To his horror he recollected that he had left both coat and waistcoat behind him in his cell, and with them his pocket-book, money, keys, watch, matches, pencil-case--all that makes life worth living, all that distinguishes the many-pocketed animal, the lord of creation, from the inferior one-pocketed or no-pocketed productions that hop or trip about permissively, unequipped for the real contest.
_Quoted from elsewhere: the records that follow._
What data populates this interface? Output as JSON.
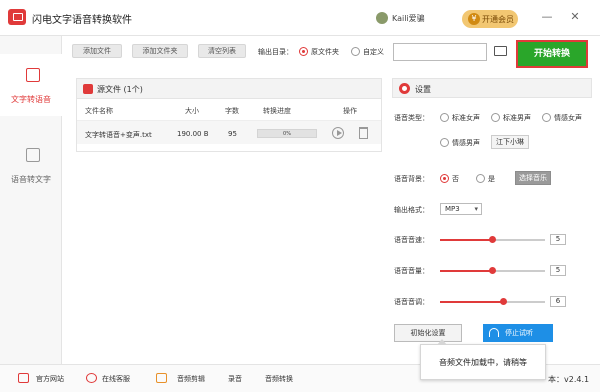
{
  "titlebar": {
    "title": "闪电文字语音转换软件",
    "user_name": "Kaili爱骗",
    "vip_label": "开通会员",
    "vip_icon": "¥",
    "minimize": "—",
    "close": "✕"
  },
  "sidebar": {
    "items": [
      {
        "label": "文字转语音",
        "icon": "text-to-speech-icon",
        "active": true
      },
      {
        "label": "语音转文字",
        "icon": "speech-to-text-icon",
        "active": false
      }
    ]
  },
  "toolbar": {
    "add_file": "添加文件",
    "add_folder": "添加文件夹",
    "clear_list": "清空列表",
    "output_dir_label": "输出目录：",
    "output_options": [
      "原文件夹",
      "自定义"
    ],
    "output_selected": "原文件夹",
    "path_value": "",
    "start_button": "开始转换"
  },
  "file_panel": {
    "title": "源文件 (1个)",
    "columns": [
      "文件名称",
      "大小",
      "字数",
      "转换进度",
      "操作"
    ],
    "rows": [
      {
        "name": "文字转语音+变声.txt",
        "size": "190.00 B",
        "words": "95",
        "progress": "0%",
        "progress_value": 0
      }
    ]
  },
  "settings": {
    "title": "设置",
    "voice_type_label": "语音类型：",
    "voice_types": [
      "标准女声",
      "标准男声",
      "情感女声",
      "情感男声"
    ],
    "voice_type_selected": "",
    "voice_preset_button": "江下小琳",
    "background_label": "语音背景：",
    "background_options": [
      "否",
      "是"
    ],
    "background_selected": "否",
    "choose_music_button": "选择音乐",
    "format_label": "输出格式：",
    "format_value": "MP3",
    "speed_label": "语音音速：",
    "speed_value": "5",
    "speed_max": 10,
    "volume_label": "语音音量：",
    "volume_value": "5",
    "volume_max": 10,
    "pitch_label": "语音音调：",
    "pitch_value": "6",
    "pitch_max": 10,
    "init_button": "初始化设置",
    "stop_button": "停止试听"
  },
  "tooltip": {
    "text": "音频文件加载中，请稍等"
  },
  "bottombar": {
    "official_site": "官方网站",
    "online_service": "在线客服",
    "audio_edit": "音频剪辑",
    "record": "录音",
    "audio_convert": "音频转换",
    "version": "本：v2.4.1"
  },
  "colors": {
    "accent": "#e03a3a",
    "start_button": "#2aa62a",
    "stop_button": "#1e8fe6",
    "vip": "#f2c772"
  }
}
In his misery he made one desperate effort to carry the thing off, and, with a return to his fine old manner--a blend of the Squire and the College Don--he said, `Look here! I find I've left my purse behind. Just give me that ticket, will you, and I'll send the money on to-morrow? I'm well-known in these parts.'
The clerk stared at him and the rusty black bonnet a moment, and then laughed. `I should think you were pretty well known in these parts,' he said, `if you've tried this game on often. Here, stand away from the window, please, madam; you're obstructing the other passengers!'
An old gentleman who had been prodding him in the back for some moments here thrust him away, and, what was worse, addressed him as his good woman, which angered Toad more than anything that had occurred that evening.